If one statement executes 'select stream * from Orders union all select stream 
* from Orders' it will see 2 of each order. There might also be a concept like 
a "queue" in JMS, so precisely one consumer sees each row, but it shouldn't be 
the default.

> Streams/Slow iterators dont close on statement close
> ----------------------------------------------------
>
>                 Key: CALCITE-849
>                 URL: https://issues.apache.org/jira/browse/CALCITE-849
>             Project: Calcite
>          Issue Type: Bug
>            Reporter: Jesse Yates
>            Assignee: Julian Hyde
>             Fix For: 1.5.0
>
>         Attachments: calcite-849-bug.patch
>
>
> This is easily seen when querying an infinite stream with a clause that 
> cannot be matched
> {code}
> select stream PRODUCT from orders where PRODUCT LIKE 'noMatch';
> select stream * from orders where PRODUCT LIKE 'noMatch';
> {code}
> The issue arises when accessing the results in a multi-threaded context. Yes, 
> its not a good idea (and things will break, like here). However, this case 
> feels like it ought to be an exception.

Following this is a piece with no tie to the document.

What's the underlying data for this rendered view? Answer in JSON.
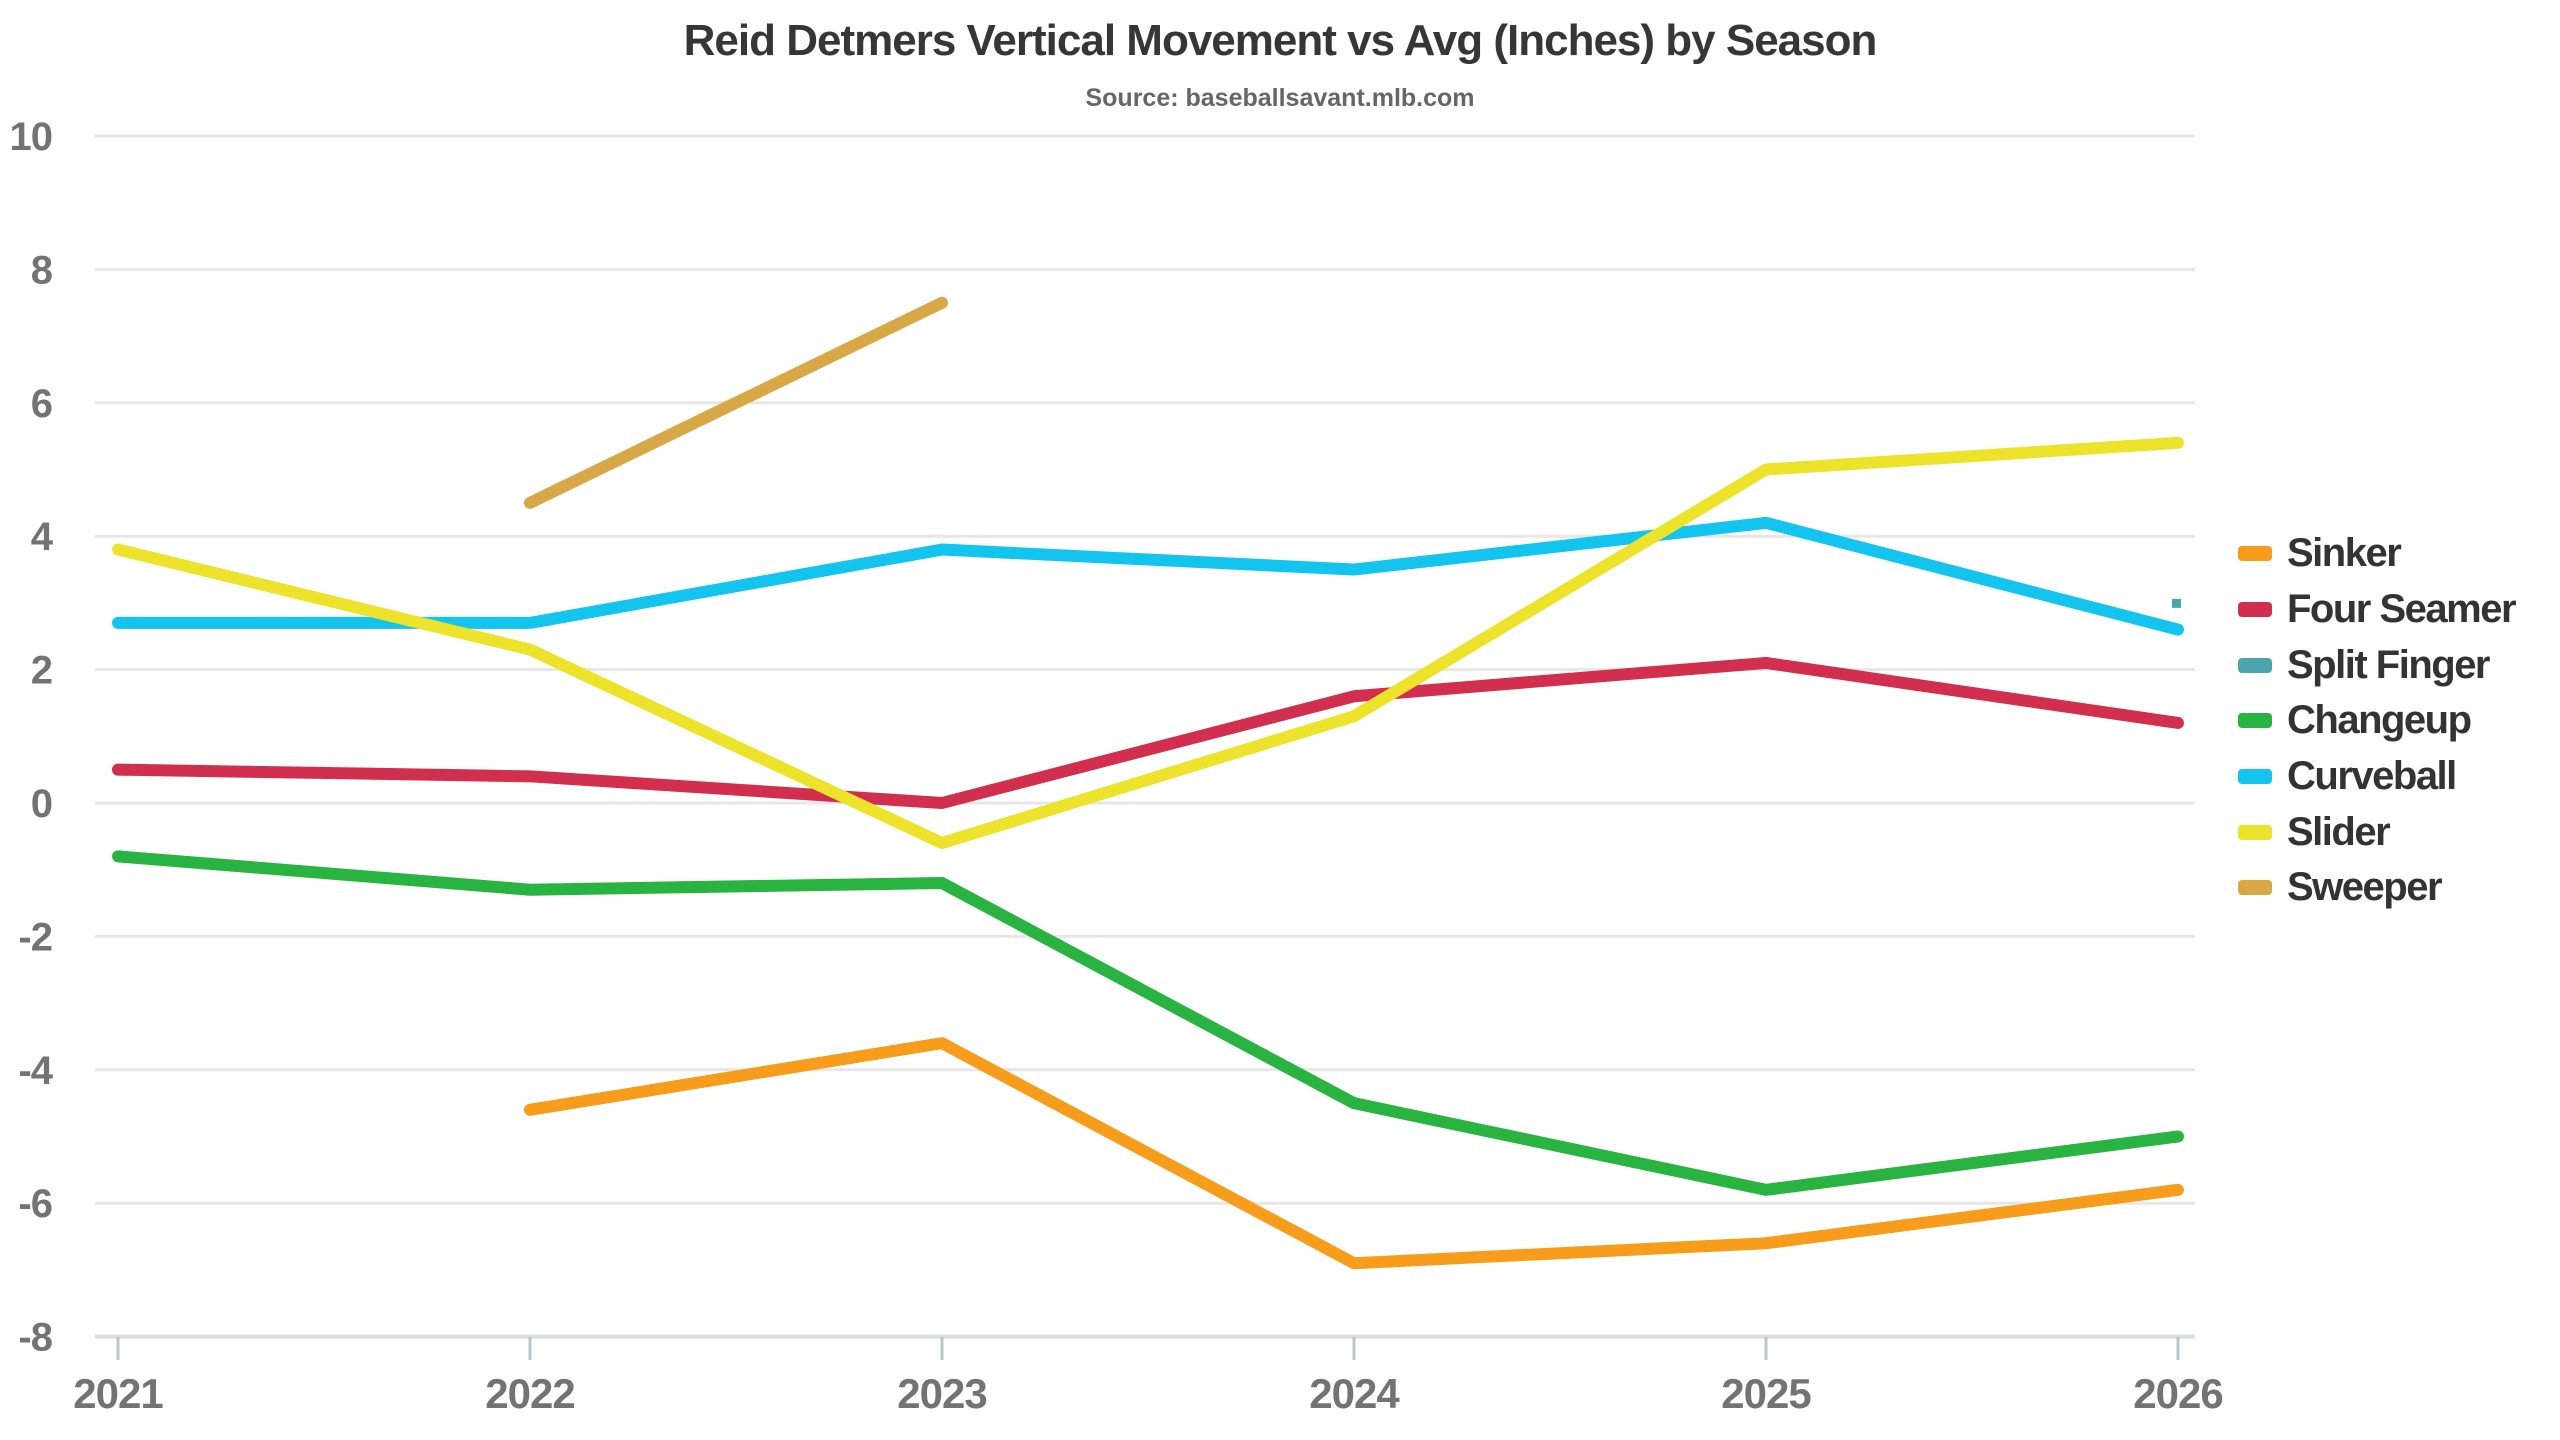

> Suppose you are accessing a stream and have a query that doesn't match 
> anything on the stream for a long time. Because of the way a ResultSet is 
> built, the call to executeQuery() will hang until the first matching result 
> is received. In that case, you might want to cancel the query because its 
> taking so long. You also want the thing that's accessing the stream (the 
> StreamTable implementation) to cancel the querying/collection - via a call to 
> close on the passed iterator/enumerable.

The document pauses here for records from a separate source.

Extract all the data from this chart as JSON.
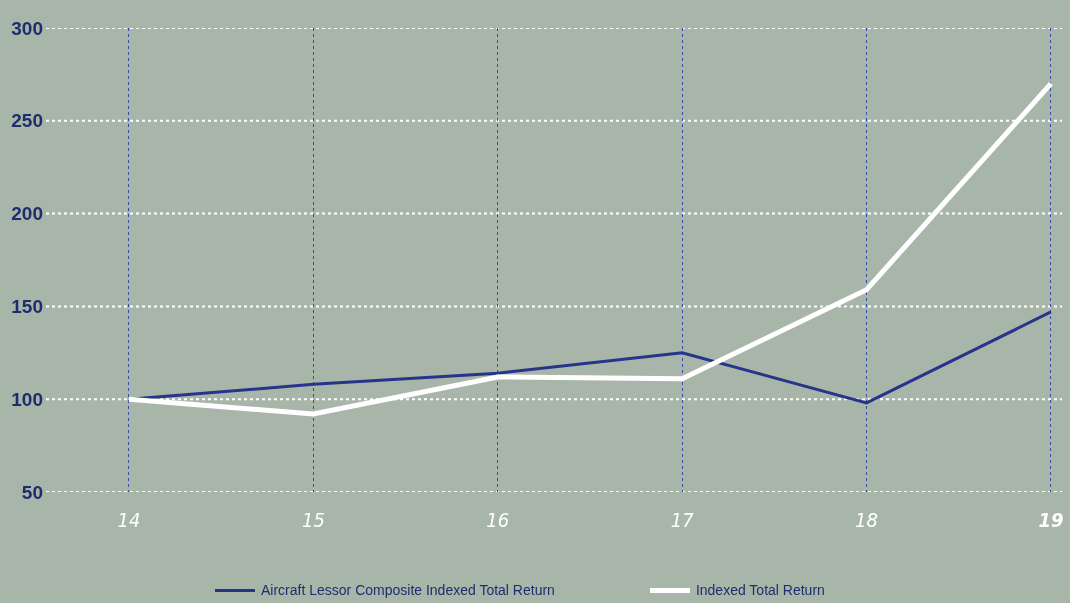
{
  "chart_data": {
    "type": "line",
    "categories": [
      "14",
      "15",
      "16",
      "17",
      "18",
      "19"
    ],
    "series": [
      {
        "name": "Aircraft Lessor Composite Indexed Total Return",
        "color": "#26358a",
        "values": [
          100,
          108,
          114,
          125,
          98,
          147
        ]
      },
      {
        "name": "Indexed Total Return",
        "color": "#ffffff",
        "values": [
          100,
          92,
          112,
          111,
          159,
          270
        ]
      }
    ],
    "ylim": [
      50,
      300
    ],
    "yticks": [
      50,
      100,
      150,
      200,
      250,
      300
    ],
    "grid": true,
    "legend": "bottom",
    "marker": "none",
    "line_style": "solid"
  }
}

> Since the first result was never generated, the ResultSet was never returned 
> to the caller. You can get around this by using a second thread and keeping a 
> handle to the creating statement. When you go to close that statement though, 
> you end up not closing the cursor (and the underlying iterables/enumberables) 
> because it never finished getting created.
> It gets even more problematic if you are use select * as the iterable doesn't 
> finish getting created in the AvaticaResultSet.